Più in generale le baby gang sono guidate da un capo banda (figura carismatica) che affida i compiti ai propri gregari sulla base degli illeciti obiettivi che intende raggiungere. I delitti che vengono maggiormente consumati sono costituiti dai reati contro il patrimonio (furti, danneggiamenti, rapine ed estorsioni) e contro le persone (minacce, percosse, lesioni, stupri e, talvolta, anche omicidi).


Con riguardo alla incidenza territoriale delle baby gang, esse risultano diffuse prevalentemente nei grandi agglomerati urbani.

Con specifico riguardo alle vittime delle baby gang, le stesse si identificano in soggetti considerati deboli o diversi, sia per le loro caratteristiche fisiche, intellettive, comportamentali che per gli orientamenti religiosi o sessuali. L’obiettivo delle azioni criminali viene preliminarmente individuato e successivamente avvicinato e provocato, nel tentativo di innescare una lite, per motivi inesistenti. Alla violenza verbale fa seguito la violenza fisica che genera nel malcapitato una condizione psicologica di panico. Le azioni nei confronti della vittima possono essere estemporanee o assumere il carattere della continuità.


Una trattazione a parte merita la questione relativa al coinvolgimento dei giovani in fatti delittuosi di criminalità organizzata. Un fenomeno, questo, che si registra prevalentemente nelle regioni del Mezzogiorno d’Italia, ove le consorterie sono radicate storicamente.

I gruppi criminali, infatti, si avvalgono dei minorenni anche per la commissione di gravi delitti, come il traffico di stupefacenti e di armi, le estorsioni e gli omicidi.

Le organizzazioni camorristiche, in particolare, utilizzano i minori come bacino di manovalanza da impiegare nella microcriminalità. Tale circostanza, in alcuni casi, stimola nei giovani più inclini a delinquere l’emulazione dei comportamenti criminali che sfocia in azioni delinquenziali, anche violente, compiute da gruppi di fuoco o da piccole bande, composte da giovanissimi, capaci anche di commettere omicidi per eliminare testimoni scomodi o rivali nella leadership del gruppo.


Sicuramente l’intervento repressivo non risolve, da solo, le origini del problema, per cui è importante un approccio volto a porre in essere misure di prevenzione del dilagare il fenomeno della violenza tra i giovani. Non bisogna infatti trascurare che questi fenomeni criminali sono il più delle volte legati alle cause socio-culturali del disagio giovanile. Condivisibili appaiono in questo contesto le iniziative portate avanti in alcuni territori dove attraverso un sistema «a rete» e un’azione coordinata di tutte le istituzioni (dalle prefetture alle Forze dell’ordine alla scuola) è stato possibile pianificare e realizzare mirati ed efficaci interventi di prevenzione e di contrasto.

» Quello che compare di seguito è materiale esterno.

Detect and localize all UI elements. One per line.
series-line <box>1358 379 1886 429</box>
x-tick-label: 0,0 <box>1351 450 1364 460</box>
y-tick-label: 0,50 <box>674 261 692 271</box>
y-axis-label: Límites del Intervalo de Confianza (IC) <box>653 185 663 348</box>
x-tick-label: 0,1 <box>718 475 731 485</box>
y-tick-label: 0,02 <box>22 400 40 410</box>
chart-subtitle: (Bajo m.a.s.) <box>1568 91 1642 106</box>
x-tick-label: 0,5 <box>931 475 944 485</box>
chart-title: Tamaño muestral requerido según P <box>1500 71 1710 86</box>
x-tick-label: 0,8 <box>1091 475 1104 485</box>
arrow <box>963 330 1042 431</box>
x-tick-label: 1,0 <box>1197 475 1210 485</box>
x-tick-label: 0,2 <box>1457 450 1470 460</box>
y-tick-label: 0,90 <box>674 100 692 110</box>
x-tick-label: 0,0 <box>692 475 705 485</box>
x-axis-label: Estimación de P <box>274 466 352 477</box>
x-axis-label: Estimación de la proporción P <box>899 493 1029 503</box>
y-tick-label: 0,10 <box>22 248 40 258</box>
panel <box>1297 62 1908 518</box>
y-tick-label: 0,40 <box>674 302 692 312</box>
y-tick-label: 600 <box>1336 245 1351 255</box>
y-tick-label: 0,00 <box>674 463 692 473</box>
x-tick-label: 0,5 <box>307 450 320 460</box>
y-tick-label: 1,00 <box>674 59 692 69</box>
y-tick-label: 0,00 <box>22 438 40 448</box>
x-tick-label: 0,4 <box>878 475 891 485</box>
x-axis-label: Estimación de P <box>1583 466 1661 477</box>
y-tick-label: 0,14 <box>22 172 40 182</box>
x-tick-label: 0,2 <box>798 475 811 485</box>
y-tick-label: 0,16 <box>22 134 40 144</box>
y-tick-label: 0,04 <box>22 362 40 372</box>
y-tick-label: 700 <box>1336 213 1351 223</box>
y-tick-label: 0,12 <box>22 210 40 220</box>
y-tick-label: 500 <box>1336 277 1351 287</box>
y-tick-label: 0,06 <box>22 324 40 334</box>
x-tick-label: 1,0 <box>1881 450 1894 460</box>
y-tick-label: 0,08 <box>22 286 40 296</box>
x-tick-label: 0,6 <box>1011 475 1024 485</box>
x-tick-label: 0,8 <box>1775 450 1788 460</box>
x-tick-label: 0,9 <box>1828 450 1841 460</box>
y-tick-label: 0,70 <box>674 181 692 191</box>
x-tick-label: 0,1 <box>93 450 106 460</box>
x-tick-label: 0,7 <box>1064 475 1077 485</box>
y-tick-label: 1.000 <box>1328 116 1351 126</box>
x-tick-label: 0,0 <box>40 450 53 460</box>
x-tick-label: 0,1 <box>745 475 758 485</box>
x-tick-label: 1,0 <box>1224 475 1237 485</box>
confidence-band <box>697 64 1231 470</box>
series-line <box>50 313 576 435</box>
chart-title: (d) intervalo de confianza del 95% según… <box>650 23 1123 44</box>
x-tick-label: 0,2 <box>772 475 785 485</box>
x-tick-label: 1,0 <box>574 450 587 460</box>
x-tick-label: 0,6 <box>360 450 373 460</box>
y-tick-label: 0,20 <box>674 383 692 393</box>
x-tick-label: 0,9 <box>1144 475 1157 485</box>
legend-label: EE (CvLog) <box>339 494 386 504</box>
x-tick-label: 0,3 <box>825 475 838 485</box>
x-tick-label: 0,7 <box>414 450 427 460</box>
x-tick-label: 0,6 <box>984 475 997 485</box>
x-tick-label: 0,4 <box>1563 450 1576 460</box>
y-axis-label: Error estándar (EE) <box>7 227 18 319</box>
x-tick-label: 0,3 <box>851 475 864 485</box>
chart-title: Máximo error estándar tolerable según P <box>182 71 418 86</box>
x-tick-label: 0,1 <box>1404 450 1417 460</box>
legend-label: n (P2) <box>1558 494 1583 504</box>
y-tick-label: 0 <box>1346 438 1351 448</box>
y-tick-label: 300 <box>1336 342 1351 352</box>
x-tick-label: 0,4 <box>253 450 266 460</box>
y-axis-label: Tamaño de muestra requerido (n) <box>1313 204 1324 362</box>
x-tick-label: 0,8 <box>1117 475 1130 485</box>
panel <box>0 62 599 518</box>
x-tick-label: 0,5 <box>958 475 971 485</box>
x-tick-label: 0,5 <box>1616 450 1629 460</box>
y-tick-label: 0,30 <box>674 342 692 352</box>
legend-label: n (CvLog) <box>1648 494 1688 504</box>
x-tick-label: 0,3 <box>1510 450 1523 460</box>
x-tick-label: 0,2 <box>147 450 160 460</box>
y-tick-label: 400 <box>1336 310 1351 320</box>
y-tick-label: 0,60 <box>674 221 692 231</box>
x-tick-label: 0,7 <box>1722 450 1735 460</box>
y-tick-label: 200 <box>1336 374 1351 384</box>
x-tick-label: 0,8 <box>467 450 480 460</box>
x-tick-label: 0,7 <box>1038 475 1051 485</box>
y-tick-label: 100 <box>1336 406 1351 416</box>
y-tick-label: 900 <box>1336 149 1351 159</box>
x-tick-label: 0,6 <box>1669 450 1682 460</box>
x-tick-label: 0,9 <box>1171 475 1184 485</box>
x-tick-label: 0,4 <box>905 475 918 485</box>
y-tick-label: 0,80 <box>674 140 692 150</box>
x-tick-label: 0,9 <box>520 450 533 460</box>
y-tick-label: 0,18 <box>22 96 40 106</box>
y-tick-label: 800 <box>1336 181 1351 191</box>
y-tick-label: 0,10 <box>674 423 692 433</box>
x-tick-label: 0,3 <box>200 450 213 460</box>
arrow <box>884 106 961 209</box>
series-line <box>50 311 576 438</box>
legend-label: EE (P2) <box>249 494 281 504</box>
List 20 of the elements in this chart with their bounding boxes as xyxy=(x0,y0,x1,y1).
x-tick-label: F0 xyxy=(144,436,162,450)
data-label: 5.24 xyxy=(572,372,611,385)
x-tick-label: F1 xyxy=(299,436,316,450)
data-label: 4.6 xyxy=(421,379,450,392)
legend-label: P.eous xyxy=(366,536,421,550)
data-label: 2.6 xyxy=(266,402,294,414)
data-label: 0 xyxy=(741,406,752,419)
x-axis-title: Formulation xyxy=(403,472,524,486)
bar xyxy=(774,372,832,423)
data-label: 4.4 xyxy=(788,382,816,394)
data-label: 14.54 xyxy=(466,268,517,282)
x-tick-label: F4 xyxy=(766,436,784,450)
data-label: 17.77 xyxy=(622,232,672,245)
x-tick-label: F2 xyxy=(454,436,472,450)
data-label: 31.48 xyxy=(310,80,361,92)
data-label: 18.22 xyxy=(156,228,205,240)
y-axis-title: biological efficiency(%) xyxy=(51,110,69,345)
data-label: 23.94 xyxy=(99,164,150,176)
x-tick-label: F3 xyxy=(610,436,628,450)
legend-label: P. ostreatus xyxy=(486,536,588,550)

È indubbio che le condotte violente perpetrate da queste bande non infrequentemente preconizzano l’ingresso nel circuito penale del minorenne. Ciò è quanto mai vero soprattutto in quelle aree del Paese dove la criminalità giovanile si inserisce in un contesto di criminalità organizzata. Il nostro ordinamento appresta risposte diverse alle condotte criminali giovanili a seconda dell’età dell’autore. Se, da un lato, il minore di quattordici anni non è mai imputabile penalmente (astrattamente potrebbe essere riconosciuto socialmente pericoloso e quindi essere sottoposto a misure di sicurezza), dall’altro, i minori tra i quattordici e i diciotto anni sono imputabili se viene dimostrata la loro capacità di intendere e di volere. È proprio questa fascia di età ad essere maggiormente coinvolta nella commissione di reati. È necessario quindi chiedersi in che modo le istituzioni debbano rispondere a queste speciali forme di criminalità e se le misure già contemplate dal sistema possano ritenersi adeguate.


Ma soprattutto occorre chiedersi se a fronte di queste condotte criminali il carcere possa rappresentare una risposta. La nostra Costituzione e il nostro ordinamento penale sanciscono il principio della rieducazione della pena, a maggior ragione tale obiettivo è primario e fondamentale nei casi in cui la commissione di reati sia ad opera di minori d’età. Rieducare consiste nel far conoscere le regole, i principi, i valori sociali e giuridici, che, molto spesso, a causa del contesto familiare, territoriale, sociale in cui questi ragazzi sono cresciuti.